Orpheus, you remember, had quieted Cerberus with the music of his lute: Hercules, going to work in other fashion, brought down his club upon one of the dog's skulls in a way that bewildered the other two. Then, seizing the monster by the throat, and in spite of its furious struggles, he fairly dragged it along with him by sheer strength, even into the very presence of Pluto and Proserpine.

"And," he cried, "god and goddess though you are, I will brain this dog of yours upon the steps of your throne unless you surrender to me the soul of Alcestis, that I may deliver her from death, and lead her back into life again."

It was an unheard-of thing that a man should thus take Hades by storm, and dictate terms to its king and queen. But for that moment I verily believe that Hercules became more than man—nay, more than Alcestis, because, while she had betaken herself to Elysium for the love of one who was dear to her, he had dared the torments of Tartarus out of pity for strangers and hate of wrong. Nay, I think it was truly this which had made his grip so fast on the dog's throat, and his club so heavy on the dog's three skulls; and this that made a mortal stand as their master before even Pluto and Proserpine.

"In the name of all the gods," said Pluto, "take the woman, and begone."

Then Alcestis appeared—a mere gray shade, the touch of whose hand was but like a film of gossamer.
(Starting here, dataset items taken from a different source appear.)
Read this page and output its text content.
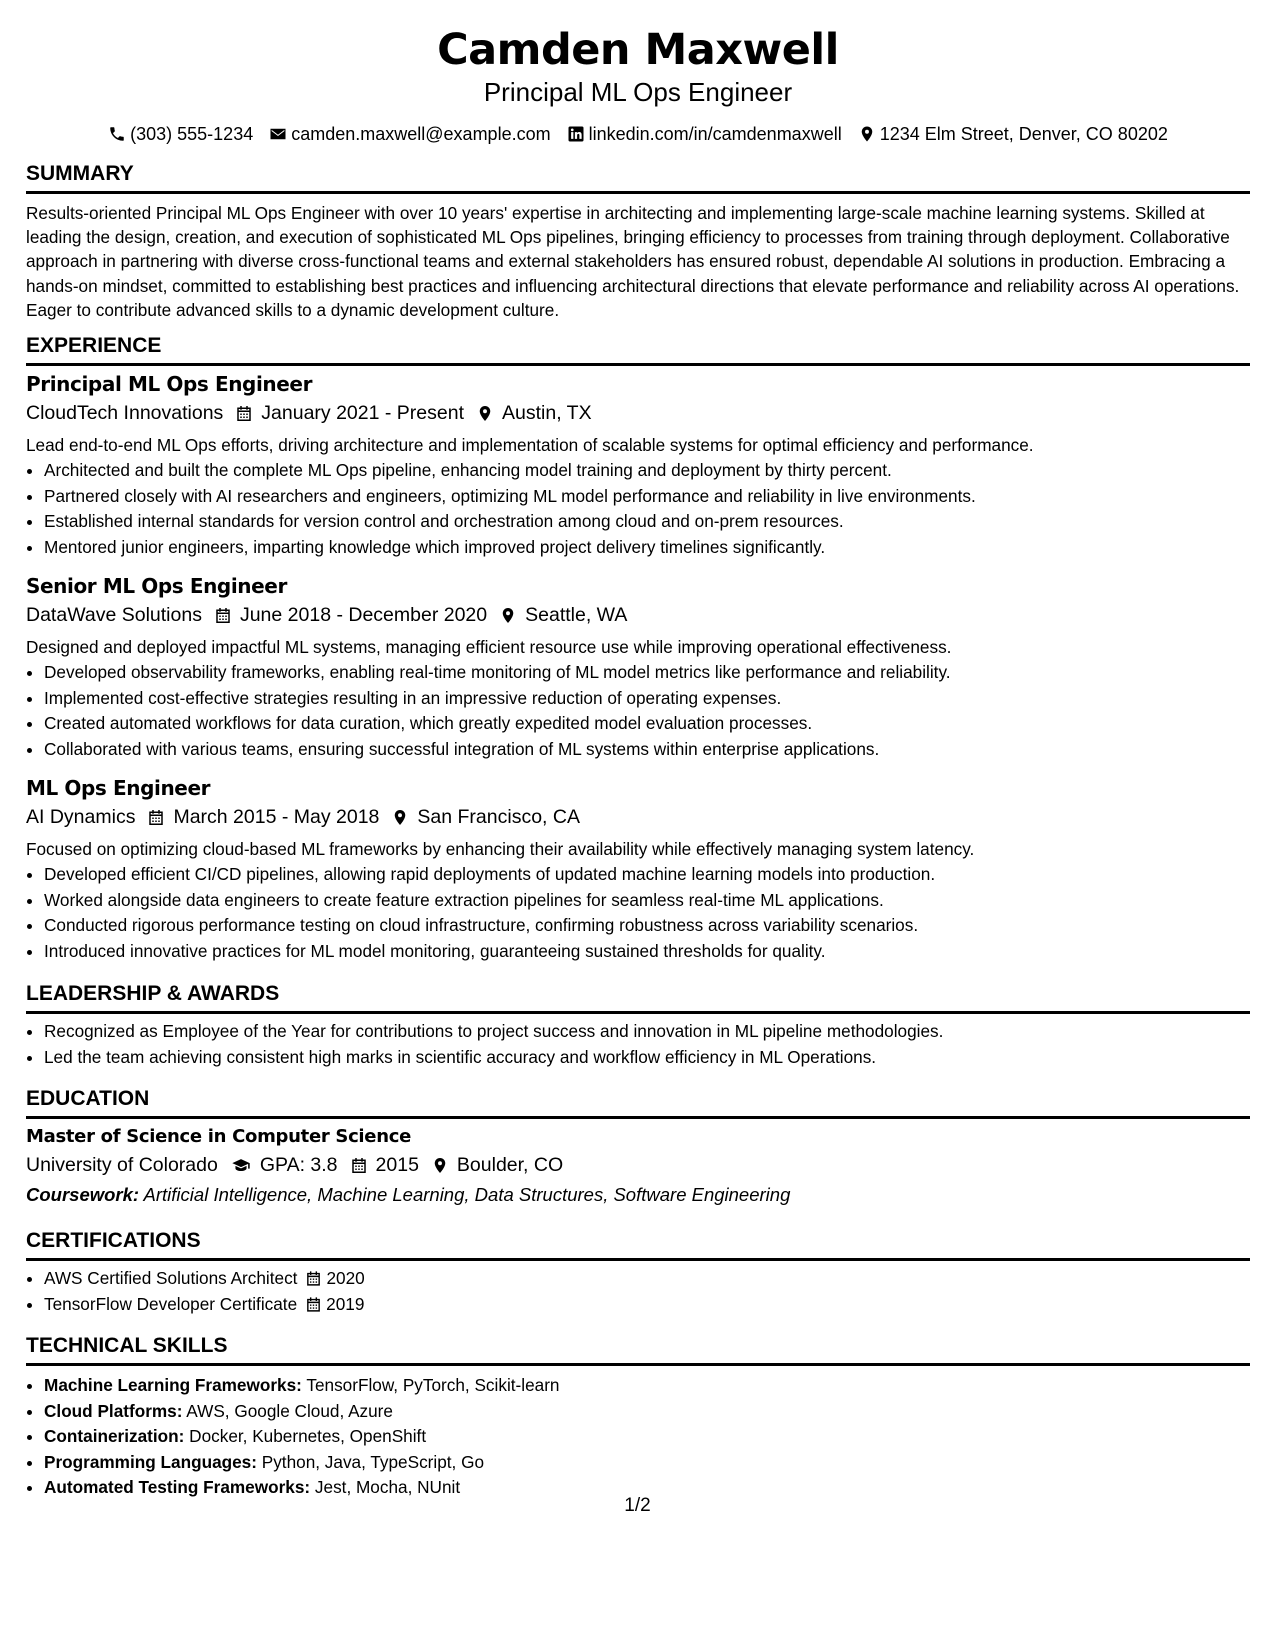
Camden Maxwell
Principal ML Ops Engineer
(303) 555-1234 camden.maxwell@example.com linkedin.com/in/camdenmaxwell 1234 Elm Street, Denver, CO 80202
SUMMARY
Results-oriented Principal ML Ops Engineer with over 10 years' expertise in architecting and implementing large-scale machine learning systems. Skilled at leading the design, creation, and execution of sophisticated ML Ops pipelines, bringing efficiency to processes from training through deployment. Collaborative approach in partnering with diverse cross-functional teams and external stakeholders has ensured robust, dependable AI solutions in production. Embracing a hands-on mindset, committed to establishing best practices and influencing architectural directions that elevate performance and reliability across AI operations. Eager to contribute advanced skills to a dynamic development culture.
EXPERIENCE
Principal ML Ops Engineer
CloudTech Innovations January 2021 - Present Austin, TX
Lead end-to-end ML Ops efforts, driving architecture and implementation of scalable systems for optimal efficiency and performance.
• Architected and built the complete ML Ops pipeline, enhancing model training and deployment by thirty percent.
• Partnered closely with AI researchers and engineers, optimizing ML model performance and reliability in live environments.
• Established internal standards for version control and orchestration among cloud and on-prem resources.
• Mentored junior engineers, imparting knowledge which improved project delivery timelines significantly.
Senior ML Ops Engineer
DataWave Solutions June 2018 - December 2020 Seattle, WA
Designed and deployed impactful ML systems, managing efficient resource use while improving operational effectiveness.
• Developed observability frameworks, enabling real-time monitoring of ML model metrics like performance and reliability.
• Implemented cost-effective strategies resulting in an impressive reduction of operating expenses.
• Created automated workflows for data curation, which greatly expedited model evaluation processes.
• Collaborated with various teams, ensuring successful integration of ML systems within enterprise applications.
ML Ops Engineer
AI Dynamics March 2015 - May 2018 San Francisco, CA
Focused on optimizing cloud-based ML frameworks by enhancing their availability while effectively managing system latency.
• Developed efficient CI/CD pipelines, allowing rapid deployments of updated machine learning models into production.
• Worked alongside data engineers to create feature extraction pipelines for seamless real-time ML applications.
• Conducted rigorous performance testing on cloud infrastructure, confirming robustness across variability scenarios.
• Introduced innovative practices for ML model monitoring, guaranteeing sustained thresholds for quality.
LEADERSHIP & AWARDS
• Recognized as Employee of the Year for contributions to project success and innovation in ML pipeline methodologies.
• Led the team achieving consistent high marks in scientific accuracy and workflow efficiency in ML Operations.
EDUCATION
Master of Science in Computer Science
University of Colorado GPA: 3.8 2015 Boulder, CO
Coursework: Artificial Intelligence, Machine Learning, Data Structures, Software Engineering
CERTIFICATIONS
• AWS Certified Solutions Architect 2020
• TensorFlow Developer Certificate 2019
TECHNICAL SKILLS
• Machine Learning Frameworks: TensorFlow, PyTorch, Scikit-learn
• Cloud Platforms: AWS, Google Cloud, Azure
• Containerization: Docker, Kubernetes, OpenShift
• Programming Languages: Python, Java, TypeScript, Go
• Automated Testing Frameworks: Jest, Mocha, NUnit
1/2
But as he dragged the less and less struggling Cerberus with one hand, and led her with the other, her shade took color and formed, and her fingers tightened upon his, until the living Alcestis, more beautiful than before, stepped with him out of her still open grave, and threw herself into her husband's arms.

Hercules did not wait for thanks; indeed, with Cerberus still on his hands, his only thought was to hurry back to Mycenæ. It is the strangest picture one can think of—a man dragging along the three-headed dog of Hades in the open light of day. It was one long strain on his whole strength, all day and all night long, for many nights and days. But he reached Mycenæ at last—and into his brazen pot leaped Eurystheus in the twinkling of an eye.

"I have brought him," said Hercules. "Cerberus is yours."

"Then," cried Eurystheus, as well as his terror would let him, "be off with you, Cerberus and all. Never more be servant of mine; never let me see your face or hear of you again!"

Thus Hercules, by obedient service, won his freedom, and his great penance was fulfilled. And the first use he made of freedom was to give it to Cerberus, who straightway, with a terrible howl, plunged into the earth, and disappeared.